Но так ли это? Неужели он думает, что если бы зрители обедали раньше или вовсе не обедали, то они пришли бы точно в назначенный час? Я убежден, что дело обстоит вовсе не так. Иные премьеры начинаются в девять, даже в половине десятого, но разве в такие дни в начале спектакля заняты все места? Ничуть не бывало, многие зрители взяли за правило приходить после поднятия занавеса. Разве вы не слыхали десятки раз фразу: «У нас ложа, зачем нам торопиться?» И вот вам решающий аргумент: в антрактах толкотня ничуть не меньше; однако все в сборе. Зрители выходят на улицу, стоят на тротуаре, толпятся в буфете, в коридорах. Спросите, администраторов. Они велят давать звонки, но публика не обращает внимания. Первая, а то и вторая сцена теряются в шуме, Ловкие дельцы прекрасно это знают и ни за что не дадут важную сцену в начале акта.
Вот что подтверждает опыт: публика, посещающая премьеры, всегда будет запаздывать, когда бы она ни обедала и когда бы ни начинался спектакль; она не станет обращать внимания даже на звонки в антрактах; в начале каждого акта у дверей будет та же сутолока, та же давка, тот же шум, та же толпа запоздавших. Дело в том, что это публика совсем особого рода. Она приходит показать себя в зрительном зале и отчасти поглазеть на сцену: из десяти человек, девяти совершенно наплевать на пьесу. Вдобавок эта публика пресыщена и, как говорится, «не верит тому, что происходит на сцене», она всегда увидит больше, чем нужно, она поймет даже, если пропустит два акта. Неужели же можно ввести ее в какие-то рамки и сделать менее шумной и скептической, дав ей возможность часок-другой переваривать обед? Какая наивность! Присмотритесь к ней, понаблюдайте, что это за люди; если бы они пришли в театр натощак, то, пожалуй, вели бы себя еще хуже.

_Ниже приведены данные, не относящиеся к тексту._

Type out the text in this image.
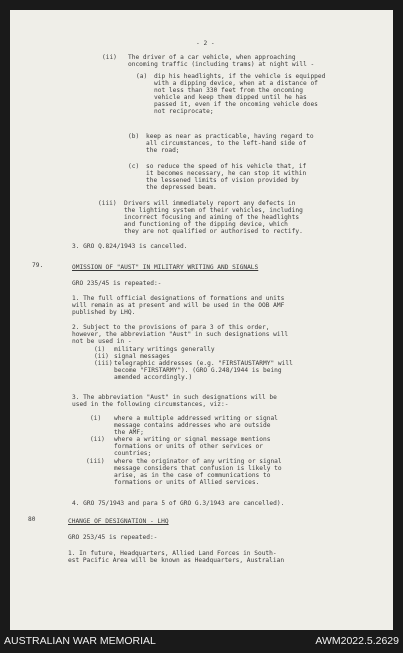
- 2 -

(ii) The driver of a car vehicle, when approaching

oncoming traffic (including trams) at night will -

(a) dip his headlights, if the vehicle is equipped

with a dipping device, when at a distance of

not less than 330 feet from the oncoming

vehicle and keep them dipped until he has

passed it, even if the oncoming vehicle does

not reciprocate;

(b) keep as near as practicable, having regard to

all circumstances, to the left-hand side of

the road;

(c) so reduce the speed of his vehicle that, if

it becomes necessary, he can stop it within

the lessened limits of vision provided by

the depressed beam.

(iii) Drivers will immediately report any defects in

the lighting system of their vehicles, including

incorrect focusing and aiming of the headlights

and functioning of the dipping device, which

they are not qualified or authorised to rectify.

3. GRO Q.824/1943 is cancelled.

79.	OMISSION OF "AUST" IN MILITARY WRITING AND SIGNALS

GRO 235/45 is repeated:-

1. The full official designations of formations and units

will remain as at present and will be used in the OOB AMF

published by LHQ.

2. Subject to the provisions of para 3 of this order,

however, the abbreviation "Aust" in such designations will

not be used in -

(i) military writings generally

(ii) signal messages

(iii) telegraphic addresses (e.g. "FIRSTAUSTARMY" will

become "FIRSTARMY"). (GRO G.248/1944 is being

amended accordingly.)

3. The abbreviation "Aust" in such designations will be

used in the following circumstances, viz:-

(i) where a multiple addressed writing or signal

message contains addresses who are outside

the AMF;

(ii) where a writing or signal message mentions

formations or units of other services or

countries;

(iii) where the originator of any writing or signal

message considers that confusion is likely to

arise, as in the case of communications to

formations or units of Allied services.

4. GRO 75/1943 and para 5 of GRO G.3/1943 are cancelled).

80	CHANGE OF DESIGNATION - LHQ

GRO 253/45 is repeated:-

1. In future, Headquarters, Allied Land Forces in South-

est Pacific Area will be known as Headquarters, Australian

AUSTRALIAN WAR MEMORIAL	AWM2022.5.2629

Но вот что пикантней всего: можно подумать, г-н Сарду считает, что пьесы играют всего один раз. В своем письме он толковал лишь о публике, посещающей премьеры, и ни словом не обмолвился о тысячах зрителей, которые приходят на следующие представления. Это очень характерно для драматурга; в расчет принимаются только зрители премьер, так как лишь они выносят оценку пьесе: либо убивают ее, либо дают ей ход. Стадо, идущее вслед за ними, никакого значения не имеет; этим людям скажут, как надо оценивать пьесу, и они будут очень рады. Однако именно от этого стада зависит финансовый успех пьесы. Это и есть настоящая публика, и я даже прибавлю, что в конечном счете лишь для нее и пишутся пьесы. Посмотрим же, как она себя ведет, раз уж г-н Сарду не счел нужным изучить эту сторону вопроса, по существу, единственно важную.